Today’s music is Steven Wilson in concert earlier this year in Mexico City.
It’s the soundtrack to his new dvd / blu-ray called Get All You Deserve, which I don’t actually have yet, but it's on my list. Rather annoyingly the double cd version is only available with the blu-ray, but the internet has all sorts of goodies if you know where to look and so I now have a shiny FLAC copy… And it sounds mighty fine.

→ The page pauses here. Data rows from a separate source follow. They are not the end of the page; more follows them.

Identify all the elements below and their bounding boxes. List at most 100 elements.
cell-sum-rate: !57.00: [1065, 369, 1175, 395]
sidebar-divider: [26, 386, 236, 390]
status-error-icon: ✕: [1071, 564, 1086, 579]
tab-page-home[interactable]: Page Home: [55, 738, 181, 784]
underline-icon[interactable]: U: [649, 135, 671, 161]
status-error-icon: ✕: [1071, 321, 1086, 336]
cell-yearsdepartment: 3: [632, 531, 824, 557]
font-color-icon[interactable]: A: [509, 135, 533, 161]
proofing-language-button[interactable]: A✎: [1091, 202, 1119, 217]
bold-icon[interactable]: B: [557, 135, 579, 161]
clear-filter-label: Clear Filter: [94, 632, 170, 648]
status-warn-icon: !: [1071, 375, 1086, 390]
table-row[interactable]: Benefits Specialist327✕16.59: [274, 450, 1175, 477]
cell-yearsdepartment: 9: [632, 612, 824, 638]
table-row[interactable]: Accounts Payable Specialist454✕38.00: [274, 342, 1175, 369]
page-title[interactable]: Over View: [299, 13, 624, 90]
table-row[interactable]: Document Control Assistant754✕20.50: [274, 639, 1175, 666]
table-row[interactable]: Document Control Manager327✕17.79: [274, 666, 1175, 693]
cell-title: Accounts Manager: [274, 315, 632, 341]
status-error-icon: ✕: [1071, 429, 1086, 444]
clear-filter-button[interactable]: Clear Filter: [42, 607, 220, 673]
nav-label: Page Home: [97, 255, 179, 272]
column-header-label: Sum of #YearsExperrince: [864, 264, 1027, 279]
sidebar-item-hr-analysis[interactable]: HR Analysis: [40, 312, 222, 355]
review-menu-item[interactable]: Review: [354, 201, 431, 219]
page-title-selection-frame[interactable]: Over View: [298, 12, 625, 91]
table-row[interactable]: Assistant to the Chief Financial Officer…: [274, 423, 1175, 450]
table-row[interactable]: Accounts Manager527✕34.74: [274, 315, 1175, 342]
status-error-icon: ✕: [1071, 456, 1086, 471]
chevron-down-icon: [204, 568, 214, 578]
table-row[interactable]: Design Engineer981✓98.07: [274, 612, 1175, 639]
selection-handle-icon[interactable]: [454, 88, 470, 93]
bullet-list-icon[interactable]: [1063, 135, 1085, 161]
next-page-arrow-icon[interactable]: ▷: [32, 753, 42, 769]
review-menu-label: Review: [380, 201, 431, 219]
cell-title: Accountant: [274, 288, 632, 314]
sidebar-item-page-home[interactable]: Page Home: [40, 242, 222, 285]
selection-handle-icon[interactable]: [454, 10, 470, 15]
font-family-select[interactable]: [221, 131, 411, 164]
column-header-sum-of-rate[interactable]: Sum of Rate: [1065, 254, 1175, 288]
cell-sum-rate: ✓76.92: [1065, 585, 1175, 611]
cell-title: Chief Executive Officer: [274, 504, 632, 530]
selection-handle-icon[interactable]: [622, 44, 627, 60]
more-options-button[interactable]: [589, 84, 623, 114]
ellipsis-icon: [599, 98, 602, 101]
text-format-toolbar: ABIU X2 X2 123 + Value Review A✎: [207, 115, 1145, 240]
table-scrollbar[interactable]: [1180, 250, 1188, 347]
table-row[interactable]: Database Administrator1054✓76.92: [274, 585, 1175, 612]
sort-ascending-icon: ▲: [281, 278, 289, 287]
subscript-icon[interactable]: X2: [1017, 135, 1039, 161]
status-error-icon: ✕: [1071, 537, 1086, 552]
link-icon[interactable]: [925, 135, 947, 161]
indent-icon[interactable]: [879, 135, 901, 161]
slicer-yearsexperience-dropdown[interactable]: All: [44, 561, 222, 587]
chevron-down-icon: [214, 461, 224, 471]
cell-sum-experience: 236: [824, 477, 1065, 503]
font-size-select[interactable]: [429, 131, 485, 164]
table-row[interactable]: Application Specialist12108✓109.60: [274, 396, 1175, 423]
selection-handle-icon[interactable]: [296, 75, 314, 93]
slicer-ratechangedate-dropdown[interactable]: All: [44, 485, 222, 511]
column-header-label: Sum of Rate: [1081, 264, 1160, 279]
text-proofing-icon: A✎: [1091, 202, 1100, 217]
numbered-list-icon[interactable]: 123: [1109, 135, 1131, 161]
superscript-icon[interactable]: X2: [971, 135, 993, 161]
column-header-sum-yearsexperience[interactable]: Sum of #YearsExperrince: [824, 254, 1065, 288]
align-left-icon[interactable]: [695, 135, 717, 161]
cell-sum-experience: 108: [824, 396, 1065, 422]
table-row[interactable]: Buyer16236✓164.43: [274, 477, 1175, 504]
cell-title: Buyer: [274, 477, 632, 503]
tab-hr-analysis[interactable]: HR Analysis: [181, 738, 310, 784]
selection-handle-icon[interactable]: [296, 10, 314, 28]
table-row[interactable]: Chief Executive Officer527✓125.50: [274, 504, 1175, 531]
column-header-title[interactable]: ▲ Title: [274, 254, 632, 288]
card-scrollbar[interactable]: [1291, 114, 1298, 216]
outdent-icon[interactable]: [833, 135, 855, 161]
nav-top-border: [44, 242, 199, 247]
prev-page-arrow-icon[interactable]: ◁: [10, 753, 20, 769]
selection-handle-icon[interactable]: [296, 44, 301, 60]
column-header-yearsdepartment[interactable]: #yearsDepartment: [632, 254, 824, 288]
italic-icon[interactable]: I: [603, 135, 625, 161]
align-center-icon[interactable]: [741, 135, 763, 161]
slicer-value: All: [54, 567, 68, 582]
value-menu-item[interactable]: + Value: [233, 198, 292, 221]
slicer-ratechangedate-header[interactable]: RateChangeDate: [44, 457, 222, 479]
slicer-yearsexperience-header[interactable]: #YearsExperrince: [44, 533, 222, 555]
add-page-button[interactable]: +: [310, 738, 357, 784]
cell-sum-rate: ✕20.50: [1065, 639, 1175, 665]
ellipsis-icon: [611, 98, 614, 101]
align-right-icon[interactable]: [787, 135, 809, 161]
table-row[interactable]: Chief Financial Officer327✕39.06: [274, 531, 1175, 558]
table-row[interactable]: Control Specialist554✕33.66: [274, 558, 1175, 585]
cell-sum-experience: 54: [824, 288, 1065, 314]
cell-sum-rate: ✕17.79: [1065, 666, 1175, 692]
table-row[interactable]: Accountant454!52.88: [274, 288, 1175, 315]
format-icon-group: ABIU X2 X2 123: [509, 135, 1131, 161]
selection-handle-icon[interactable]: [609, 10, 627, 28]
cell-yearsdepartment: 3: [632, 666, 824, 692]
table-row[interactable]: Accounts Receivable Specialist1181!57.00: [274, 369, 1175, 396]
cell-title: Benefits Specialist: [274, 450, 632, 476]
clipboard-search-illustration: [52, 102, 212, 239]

Beautifully crystal clear recording, as you’d expect from Steven Wilson, not too loud either, not brickwalled and clipped like so many albums these days, so the loud bits sound significantly louder than the quiet bits, and there’s lots of contrast. It actually sounds like a real band, playing real instruments at real volumes. The band is superb, with Wilson conducting and directing as much as he’s playing, so the whole thing comes across a bit like Zappa’s bands of the 1970s, mixed with King Crimson and some early 70s fusion. In fact with all the mellotron, flute and frankly groovy electric piano on display you’d be forgiven for thinking that it was actually 1972. But this is very sharp stuff, not woolly prog rambling, and even the more improvised passages are precise and controlled – plus there’s some satisfyingly heavy shredding at times.

There’s no Porcupine Tree, the music all comes from Wilson’s two solo albums, plus one new piece. Interestingly, although the tracks really don’t deviate much from their studio templates, the looser feel conjured up in concert really suits the pieces. The next album is being recorded as I type this, with the emphasis in the studio on the band playing as a unit and allowing lots of room to stretch out and improvise. He’s describing it as much jazzier than his previous work, which could be good, or it could be horrendous. But if Wilson’s idea of jazz is the new track, then I think we’re ok. This piece, called "Luminol" is a fiendishly complex little monster, with lashings of early 70’s Crimson. Not what I’d call jazz, but it's damn good music so who cares.